Seismologists detected an unusual signal at monitoring stations used to detect seismic activity in September 2023. They saw it with sensors everywhere, from the Arctic to the Antarctic.
We were puzzled because the signal was different from any other signal recorded before: instead of the rich vibrational tone typical of earthquakes, this was a monotonous hum, containing only a single vibrational frequency. Even more puzzling, the signal continued for nine days.
Initially classified as a “USO” (Unidentified Seismic Object), the signal was eventually traced back to a massive landslide in Dikson Fjord, on the remote edge of Greenland. A massive amount of rock and ice, the equivalent of 10,000 Olympic-sized swimming pools, slid into the fjord, triggering a 200-metre-high megatsunami and a phenomenon known as a seiche, where the waves in the ice-covered fjord rock back and forth about 10,000 times over a nine-day period.
To put the tsunami into context, the 200 metre wave was twice the height of London’s Big Ben tower and many times higher than the 2004 Indonesian undersea earthquake (Boxing Day tsunami) and the 2011 Fukushima tsunami in Japan (Fukushima nuclear plant tsunami). It was probably the tallest wave ever recorded on Earth. Since 1980.
Our findings have now been published in the journal Sciencewas the collaboration of 66 scientists from 40 institutions in 15 countries. As with any plane crash investigation, solving this mystery required pulling together a wide range of evidence, from a treasure trove of seismic data to satellite imagery, water-level monitors in the fjord, and detailed simulations of how the tsunami waves evolved.
All this highlights a series of catastrophic events that began decades before the collapse, right up to the seconds before. The landslides slid down the very steep glacier in a narrow canyon and into a narrow, enclosed fjord. But finally, decades of global warming thinned the glacier by tens of metres, and it could no longer support the mountain towering above it.
Uncharted territory
But beyond the strangeness of this scientific marvel, the incident highlights a deeper, more disturbing truth: Climate change is transforming our planet and the scientific method in ways that we are only just beginning to understand.
This is a stark reminder that we are navigating uncharted waters. Just a year ago, the idea that a seiche could last nine days would have been dismissed as absurd. Similarly, a century ago, the idea that a warming climate would destabilize the Arctic slopes, causing massive landslides and tsunamis almost every year would have seemed unrealistic. Yet these once unthinkable events are now becoming commonplace. new reality.
Something “once unthinkable” is sending ripples around the world.
As we move deeper into this new era, we expect to see more phenomena that defy our understanding because our experience does not include the extreme conditions we are currently facing. We have discovered nine-day waves that no one could have ever imagined existed.
Traditionally, discussions of climate change have focused on looking upwards and outwards to the atmosphere and oceans with changing weather patterns and rising sea levels, but Dikson Fjord challenges us to look downwards, to the very crust beneath our feet.

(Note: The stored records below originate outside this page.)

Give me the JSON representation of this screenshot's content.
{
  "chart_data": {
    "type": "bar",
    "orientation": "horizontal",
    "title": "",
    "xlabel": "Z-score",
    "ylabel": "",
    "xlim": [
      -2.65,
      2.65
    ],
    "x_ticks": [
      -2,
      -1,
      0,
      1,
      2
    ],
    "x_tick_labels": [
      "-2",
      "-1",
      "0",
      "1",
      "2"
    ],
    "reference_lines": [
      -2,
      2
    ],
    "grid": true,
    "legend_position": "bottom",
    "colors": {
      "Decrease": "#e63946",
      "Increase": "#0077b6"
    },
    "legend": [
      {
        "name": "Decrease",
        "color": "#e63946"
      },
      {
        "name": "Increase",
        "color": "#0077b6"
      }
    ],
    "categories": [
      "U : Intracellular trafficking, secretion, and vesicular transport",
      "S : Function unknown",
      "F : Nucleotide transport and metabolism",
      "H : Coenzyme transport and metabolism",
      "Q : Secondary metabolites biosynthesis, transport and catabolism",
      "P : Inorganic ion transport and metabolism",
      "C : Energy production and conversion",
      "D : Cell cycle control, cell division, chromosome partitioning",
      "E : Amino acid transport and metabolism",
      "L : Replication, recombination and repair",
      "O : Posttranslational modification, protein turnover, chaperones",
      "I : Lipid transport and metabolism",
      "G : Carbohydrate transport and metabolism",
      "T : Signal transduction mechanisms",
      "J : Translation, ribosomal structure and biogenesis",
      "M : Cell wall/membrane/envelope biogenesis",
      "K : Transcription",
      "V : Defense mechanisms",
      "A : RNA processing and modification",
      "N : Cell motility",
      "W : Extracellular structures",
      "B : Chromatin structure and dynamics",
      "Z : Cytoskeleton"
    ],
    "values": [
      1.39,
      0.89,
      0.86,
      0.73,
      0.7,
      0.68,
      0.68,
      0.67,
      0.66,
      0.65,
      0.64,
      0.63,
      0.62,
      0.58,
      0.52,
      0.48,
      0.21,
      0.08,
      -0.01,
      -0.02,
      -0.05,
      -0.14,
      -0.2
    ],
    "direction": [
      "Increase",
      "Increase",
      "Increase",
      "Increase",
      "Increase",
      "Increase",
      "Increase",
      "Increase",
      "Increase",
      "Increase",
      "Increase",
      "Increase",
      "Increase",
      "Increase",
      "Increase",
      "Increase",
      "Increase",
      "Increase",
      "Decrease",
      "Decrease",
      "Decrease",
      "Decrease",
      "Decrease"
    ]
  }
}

Perhaps for the first time, climate change has triggered an earthquake with global impact. The Greenland landslide sent vibrations across the globe, shaking the Earth and setting off seismic waves that traveled across the planet within an hour of the event. No piece of land beneath our feet was safe from these vibrations, metaphorically opening a fissure in our understanding of these events.
This will happen again
While landslide-induced tsunamis have been recorded before, the September 2023 tsunami was the first to be observed in East Greenland, an area thought to be immune to catastrophic events caused by climate change.
This will not be the last such landslide-induced megatsunami: more such events are expected as the permafrost on steep slopes continues to warm and the glaciers continue to thin. More frequently and on a larger scale Unstable slopes have recently been identified in polar and mountainous regions around the world. West Greenland and Alaska These are clear examples of impending disaster.
Gabe Wolken/USGS
In the face of such extreme and unexpected events, it is becoming clear that existing scientific methods and toolkits may need to be adequately equipped to deal with them. There was no standard workflow for analyzing the 2023 Greenland event. And because our current understanding is shaped by a once-stable, but now-near-extinct, climate, we need to embrace new ways of thinking.
As Earth’s climate continues to change, we must prepare for unexpected phenomena that will challenge our current understanding and demand new ways of thinking. The ground is shaking beneath our feet, literally and figuratively. The scientific community must adapt and pave the way to make informed decisions, but it is up to decision makers to act.
The authors discuss their findings in further detail.
Stephen Hicks He is a researcher in computational seismology. London University Cricket Ground and Christian Svennevig Senior Researcher in the Cartography and Mineral Resources Department. Geological Survey of Denmark and Greenland
This article is reprinted from conversation Published under a Creative Commons license. Original article.